Jay Meehan, Record columnist

The news of the pickup slamming into an elk before careening into the oncoming lanes and ramming head-on into a semi sliced through Utah’s various musical communities with the subtlety of a sledgehammer. As the word spread, so did the carnage of deep sorrow and loss. Sudden death has a way of changing everything.

The task of notifying friends and past and present band-mates of the tragedy became the first issue at hand, followed closely with how to cope with the unimaginable reality of the aftermath. How do you tell someone that an integral part of their very essence no longer exists on the physical plane? How do you tell yourself?

Dead silence on the other end of the line slowly becomes unintelligible sounds of grief and the begging off with an apology and a promise to call back at some future moment when words might once again find a place at the table. Comfort lay on the horizon, seemingly just out of reach.

Such was the effect of Wayne Christiansen’s sudden departure. While returning home to Carbon County from live performances at the Salt Lake International Jazz Festival, the brilliant and fun-loving keyboard virtuoso and vocalist met his end just east of Soldier Summit on the notorious U.S. Highway 6.

At a time back in the ’70s when I was attempting to incorporate sub-genres of country into my jazz and ’60s musical snobbery, the Utah band I most gravitated toward and hung out with was an early outlaw outfit called Cow Jazz. Wayne Christiansen provided the rollickin’ piano riffs, a high sense of swing, and, generally, a good-time attitude to their repertoire.

As they all were, he was quite skilled, and to revisit their recordings provides much confirmation to that fact. Cow Jazz totally ripped and performed alongside some of the finest groups of that heady time when jazz sophistication crept into both country and rock and the subsequent hybrid forms stood proudly on their own.

There wasn’t a genre made, however, that could claim exclusivity to Wayne’s monstrous talent or interests. His love affair encompassed many styles and as a professional musician he found plenty of gigs in rock and blues and folk to go along with his ongoing skill set in country and jazz. In fact, the very act of listing genres seems too limiting when discussing his wide ranging contributions to the scene as a whole.

So when word of Wayne’s death came down, there were many both within and without the music community who had to be contacted as wakes were organized and dates for viewings and services set. Previous plans went flying out the window as the honoring of a fallen brother-in-arms took center stage.

Many among Utah’s jazz and blues scenes, almost all of whom had played alongside Wayne at one time or another, gathered on a balmy evening last week down in Salt Lake to express their feelings through music. With Wayne’s longtime playing partner Mark Cheney mixing and matching personnel, the poignancy of both the session and the moment hung in the air.

Everything from the outdoor-patio setting to the selected compositions and arrangements tended toward the reflective and celebrative side of the scale.

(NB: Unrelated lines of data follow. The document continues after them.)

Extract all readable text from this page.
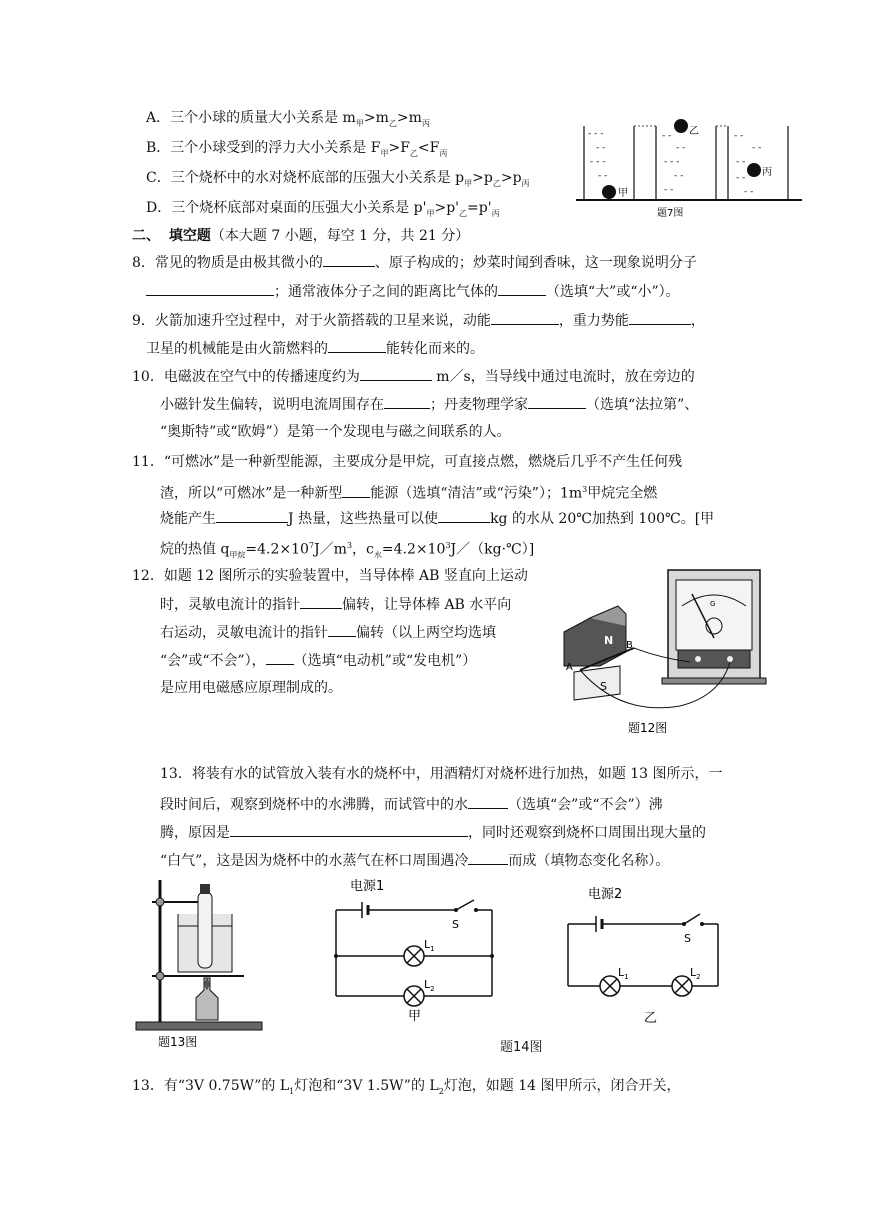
A．三个小球的质量大小关系是 $m_甲>m_乙>m_丙$
B．三个小球受到的浮力大小关系是 $F_甲>F_乙<F_丙$
C．三个烧杯中的水对烧杯底部的压强大小关系是 $p_甲>p_乙>p_丙$
D．三个烧杯底部对桌面的压强大小关系是 $p'_甲>p'_乙=p'_丙$
- - -
- -
- - -
- -
- -
- -
- - -
- -
- -
- -
- -
- -
- -
- -
甲
乙
丙
题7图
二、 填空题（本大题 7 小题，每空 1 分，共 21 分）
8．常见的物质是由极其微小的	、原子构成的；炒菜时闻到香味，这一现象说明分子
；通常液体分子之间的距离比气体的	（选填“大”或“小”）。
9．火箭加速升空过程中，对于火箭搭载的卫星来说，动能	，重力势能	，
卫星的机械能是由火箭燃料的	能转化而来的。
10．电磁波在空气中的传播速度约为	m／s，当导线中通过电流时，放在旁边的
小磁针发生偏转，说明电流周围存在	；丹麦物理学家	（选填“法拉第”、
“奥斯特”或“欧姆”）是第一个发现电与磁之间联系的人。
11．“可燃冰”是一种新型能源，主要成分是甲烷，可直接点燃，燃烧后几乎不产生任何残
渣，所以“可燃冰”是一种新型 能源（选填“清洁”或“污染”）；$1m^3$甲烷完全燃
烧能产生	J 热量，这些热量可以使	kg 的水从 20℃加热到 100℃。[甲
烷的热值 $q_{甲烷}=4.2\times 10^7J/m^3$，$c_水=4.2\times 10^3J/(kg\cdot℃)$]
12．如题 12 图所示的实验装置中，当导体棒 AB 竖直向上运动
时，灵敏电流计的指针	偏转，让导体棒 AB 水平向
右运动，灵敏电流计的指针 偏转（以上两空均选填
“会”或“不会”）， （选填“电动机”或“发电机”）
是应用电磁感应原理制成的。
G
N
S
A
B
题12图
13．将装有水的试管放入装有水的烧杯中，用酒精灯对烧杯进行加热，如题 13 图所示，一
段时间后，观察到烧杯中的水沸腾，而试管中的水	（选填“会”或“不会”）沸
腾，原因是	，同时还观察到烧杯口周围出现大量的
“白气”，这是因为烧杯中的水蒸气在杯口周围遇冷	而成（填物态变化名称）。
题13图
电源1
S
$L_1$
$L_2$
甲
电源2
S
$L_1$	$L_2$
乙
题14图
13．有“3V 0.75W”的 $L_1$灯泡和“3V 1.5W”的 $L_2$灯泡，如题 14 图甲所示，闭合开关，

A healing was afoot. These cats were soooo musically accomplished and their loss so deeply felt that the resultant vibe massaged both you and the emptiness you rode in on.

By Saturday evening, due largely to Buffalo Joe Jeff’s lobbying efforts with fellow musicians, the scene had shifted from jazz to country-rock and from Salt Lake to the Other End roadhouse outside Heber as yet another side of Wayne’s world attempted to channel his spirit.

Iconic Cow Jazz alumni K. W. Turnbow, John Bateman and Jack Quist joined my current band obsession, the Barfly Wranglers, and friends from the Famous Motel Cowboys, Sawmill Creek, and other groups of the day in a wild-yet-reverent jam session that went well into the wee hours.

The scene of keyboards, steel guitars, and assorted other instruments being hauled in and set up alongside the usual suspects in the rather intimate confines of the "packed-to-the-rafters" Other End Saloon only added to the joyous atmosphere. Wayne was most assuredly in his element.

With many of Wayne’s Salt Lake friends also making the jump outside their normal stompin’ grounds and on up the canyon to Wasatch County, the roadhouse ambiance of a warm Heber night proved a perfect cap to the week’s tributes. Love and music were once again showing us the way.

Jay Meehan is a culture junkie and a free-lance writer with a background in commercial and community radio, among other pursuits. He has been a columnist and feature writer for various Park City publications going back to 1973.